• Nenhum resultado encontrado

Uma economia baseada na propriedade privada e na classe social

CAP 2 – CRÍTICA DA SOCIEDADE HISTÓRICA

2.3 A motivação pedagógico-crítica de Vtopia III

2.3.2 Uma economia baseada na propriedade privada e na classe social

A economia é a base de sustentação de qualquer Estado moderno e a sua prosperidade depende, em grande medida, do sucesso das relações comerciais que estabelece com outros estados. No séc. XV verifica-se que o poderio mercantil inglês é afectado pela concorrência da Liga Hanseática Alemã, uma sociedade mercantil que

51

mantinha fortes relações com o Báltico e o norte da Europa. Em consequência dessa concorrência, por volta de 1485, apenas os Países Baixos, Holanda e Bélgica continuam a negociar com Inglaterra.

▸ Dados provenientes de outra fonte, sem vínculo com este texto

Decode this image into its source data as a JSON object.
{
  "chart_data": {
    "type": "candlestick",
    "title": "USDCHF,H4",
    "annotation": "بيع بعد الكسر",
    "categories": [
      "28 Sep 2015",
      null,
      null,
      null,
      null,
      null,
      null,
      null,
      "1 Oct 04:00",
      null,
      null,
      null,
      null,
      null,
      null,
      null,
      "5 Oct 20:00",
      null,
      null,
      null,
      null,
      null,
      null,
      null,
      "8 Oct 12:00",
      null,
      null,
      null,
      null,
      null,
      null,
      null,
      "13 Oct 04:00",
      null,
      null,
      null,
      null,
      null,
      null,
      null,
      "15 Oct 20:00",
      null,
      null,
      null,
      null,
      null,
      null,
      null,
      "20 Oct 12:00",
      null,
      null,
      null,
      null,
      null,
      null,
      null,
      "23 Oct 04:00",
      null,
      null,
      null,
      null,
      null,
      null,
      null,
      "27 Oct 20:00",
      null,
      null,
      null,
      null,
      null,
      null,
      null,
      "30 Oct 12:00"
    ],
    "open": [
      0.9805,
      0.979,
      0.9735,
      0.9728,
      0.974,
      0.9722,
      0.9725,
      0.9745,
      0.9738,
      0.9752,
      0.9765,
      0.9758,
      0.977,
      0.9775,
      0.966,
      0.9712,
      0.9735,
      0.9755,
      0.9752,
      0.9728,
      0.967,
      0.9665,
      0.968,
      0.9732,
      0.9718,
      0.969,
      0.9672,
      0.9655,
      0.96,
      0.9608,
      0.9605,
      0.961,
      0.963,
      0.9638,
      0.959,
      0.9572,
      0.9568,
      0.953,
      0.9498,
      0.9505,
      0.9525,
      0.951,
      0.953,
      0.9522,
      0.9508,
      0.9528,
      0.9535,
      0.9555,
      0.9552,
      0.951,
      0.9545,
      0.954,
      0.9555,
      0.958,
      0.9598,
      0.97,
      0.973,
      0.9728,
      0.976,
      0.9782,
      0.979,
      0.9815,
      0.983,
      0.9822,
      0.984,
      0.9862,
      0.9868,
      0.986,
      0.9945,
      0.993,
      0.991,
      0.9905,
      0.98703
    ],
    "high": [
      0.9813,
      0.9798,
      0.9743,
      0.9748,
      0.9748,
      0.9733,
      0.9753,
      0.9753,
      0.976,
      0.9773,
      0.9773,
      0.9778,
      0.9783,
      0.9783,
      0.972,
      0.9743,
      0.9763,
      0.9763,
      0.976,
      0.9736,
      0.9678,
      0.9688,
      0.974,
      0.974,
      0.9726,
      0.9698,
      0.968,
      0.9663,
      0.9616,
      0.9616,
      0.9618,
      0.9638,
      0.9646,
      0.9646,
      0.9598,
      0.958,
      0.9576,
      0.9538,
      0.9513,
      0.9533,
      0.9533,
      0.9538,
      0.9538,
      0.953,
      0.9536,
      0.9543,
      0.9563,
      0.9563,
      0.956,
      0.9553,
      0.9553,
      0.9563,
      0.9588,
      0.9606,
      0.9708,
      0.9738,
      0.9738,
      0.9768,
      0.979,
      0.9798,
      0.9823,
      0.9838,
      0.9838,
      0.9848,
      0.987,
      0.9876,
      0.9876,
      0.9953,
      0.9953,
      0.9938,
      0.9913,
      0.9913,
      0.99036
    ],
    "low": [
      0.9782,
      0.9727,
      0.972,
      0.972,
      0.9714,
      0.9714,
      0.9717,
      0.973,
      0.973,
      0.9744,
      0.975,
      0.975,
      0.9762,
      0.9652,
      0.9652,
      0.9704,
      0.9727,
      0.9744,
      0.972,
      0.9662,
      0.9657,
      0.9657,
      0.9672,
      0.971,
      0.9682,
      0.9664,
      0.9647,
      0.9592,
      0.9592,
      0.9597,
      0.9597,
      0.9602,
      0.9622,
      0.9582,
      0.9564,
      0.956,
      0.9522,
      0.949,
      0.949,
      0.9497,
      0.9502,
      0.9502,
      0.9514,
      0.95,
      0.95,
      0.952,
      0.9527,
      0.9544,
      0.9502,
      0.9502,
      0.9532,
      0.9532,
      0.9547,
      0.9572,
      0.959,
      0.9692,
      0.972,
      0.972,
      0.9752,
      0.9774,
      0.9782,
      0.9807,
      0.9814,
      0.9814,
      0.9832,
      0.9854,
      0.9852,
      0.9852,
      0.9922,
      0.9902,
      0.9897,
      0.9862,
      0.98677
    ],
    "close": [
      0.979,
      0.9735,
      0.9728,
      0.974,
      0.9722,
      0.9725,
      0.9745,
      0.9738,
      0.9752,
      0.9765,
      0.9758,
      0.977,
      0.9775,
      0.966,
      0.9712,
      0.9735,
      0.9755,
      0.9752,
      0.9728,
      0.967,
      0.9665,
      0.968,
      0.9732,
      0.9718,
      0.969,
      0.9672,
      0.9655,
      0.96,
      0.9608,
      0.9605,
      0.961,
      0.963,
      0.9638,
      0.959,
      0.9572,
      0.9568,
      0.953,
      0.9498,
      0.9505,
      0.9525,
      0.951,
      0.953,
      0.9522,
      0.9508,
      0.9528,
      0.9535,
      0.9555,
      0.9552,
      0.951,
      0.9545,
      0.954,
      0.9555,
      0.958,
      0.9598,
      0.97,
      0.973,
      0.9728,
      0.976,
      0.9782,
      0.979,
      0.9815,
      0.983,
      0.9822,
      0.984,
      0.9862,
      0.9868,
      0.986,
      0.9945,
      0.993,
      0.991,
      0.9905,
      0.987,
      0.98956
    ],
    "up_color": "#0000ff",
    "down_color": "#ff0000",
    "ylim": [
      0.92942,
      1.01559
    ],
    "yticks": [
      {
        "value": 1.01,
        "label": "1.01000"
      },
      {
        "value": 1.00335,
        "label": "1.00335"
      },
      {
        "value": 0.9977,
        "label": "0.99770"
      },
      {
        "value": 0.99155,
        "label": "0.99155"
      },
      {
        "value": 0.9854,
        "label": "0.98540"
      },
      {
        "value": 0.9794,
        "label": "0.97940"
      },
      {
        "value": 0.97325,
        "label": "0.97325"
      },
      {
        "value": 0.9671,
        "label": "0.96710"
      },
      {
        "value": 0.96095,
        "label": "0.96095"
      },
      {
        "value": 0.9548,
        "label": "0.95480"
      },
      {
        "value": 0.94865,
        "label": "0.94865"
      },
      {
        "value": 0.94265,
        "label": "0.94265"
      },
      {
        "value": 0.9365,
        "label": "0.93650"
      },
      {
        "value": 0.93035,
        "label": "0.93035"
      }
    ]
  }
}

Ao nível da agricultura, na Inglaterra, nos finais do séc. XV, inícios do XVI, muitas das terras que se encontravam abandonadas passaram a ser usadas para terras de pasto. Com o aumento populacional e a falta de trabalho, alguns proprietários rurais passam a dedicar-se exclusivamente à pastorícia, privando os camponeses de cultivar as leiras de terra que lhes eram concedidas pelos seus senhores, ficando, portanto, sem o seu meio de subsistência. O processo de “enclosures” intensifica-se e a situação de abandono forçado das terras pelos camponeses agrava-se durante o séc. XVI.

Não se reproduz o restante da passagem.